Desafios para garantir a vacinação dos brasileiros

Enviada em 30/07/2021

No ano de 1904, uma epidemia afetava a população brasileira. Apesar da existência de uma vacina para combater a varíola, a maioria das pessoas preferiu não tomá-la. Com a população do Rio de Janeiro cada vez mais em risco, o médico e cientista Oswaldo Cruz quis implementar uma campanha de vacinação obrigatória na cidade. As pessoas se demonstraram insatisfeitas com a proposta, dando início a uma revolução, com protestos violentos e 31 mortos. Após 117 anos, é possível identificar similaridade na situação atual do país. Nesse viés, é de suma importância uma análise sobre a problemática do impacto do negacionismo científico no combate da pandemia do COVID-19.
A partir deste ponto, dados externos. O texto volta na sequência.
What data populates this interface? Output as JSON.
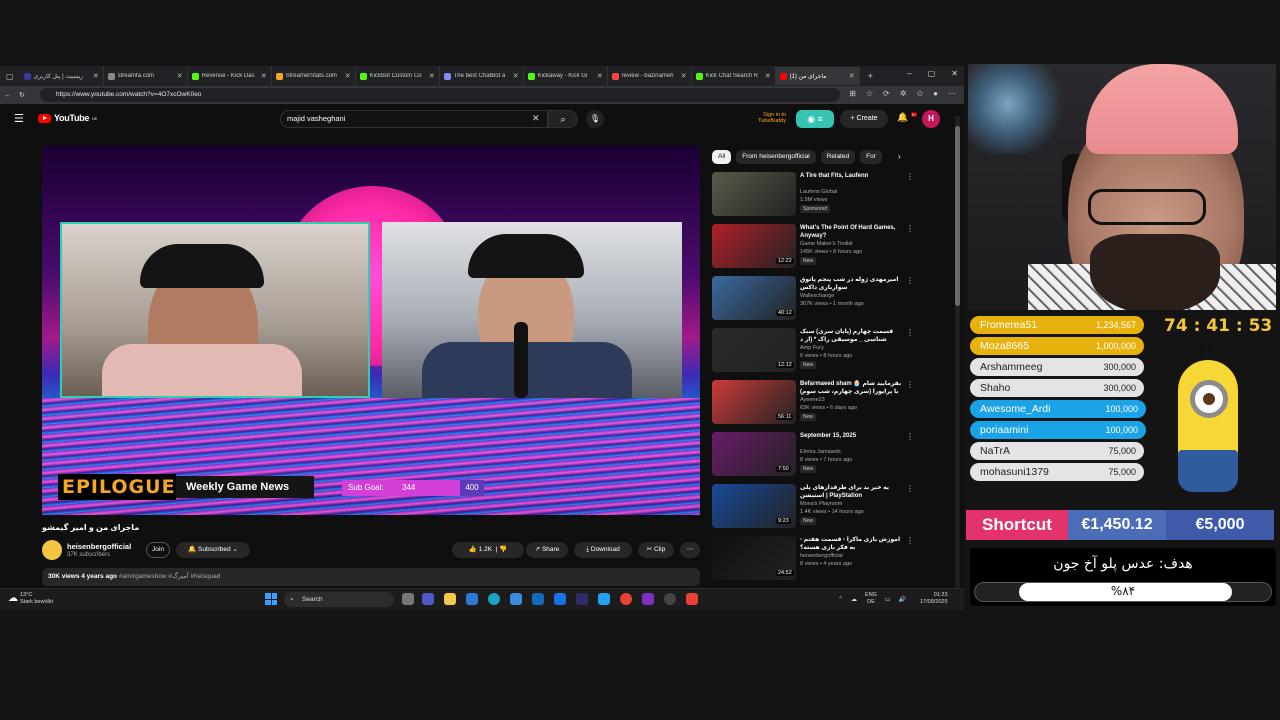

Em primeira análise, destaca-se o grande impacto negativo da disseminação de notícias falsas em relação à imunização. Anticientistas criam notícias diariamente com objetivo de criar pânico nas pessoas. Através das redes sociais, as famosas “fake news” proliferam rapidamente. Sem muita experiência com tecnologia, os idosos acabam se tornando alvo de notícias falsas, acreditando nelas, ajudando no compartilhamento das mesmas e recusando a se imunizarem por falácias vistas em grupos de conversa, por exemplo. Segundo a Organização Mundial da Saúde, os movimentos antivacina são muito perigosos, porque ameaçam reverter o progresso alcançado no combate a doenças evitáveis por vacinação.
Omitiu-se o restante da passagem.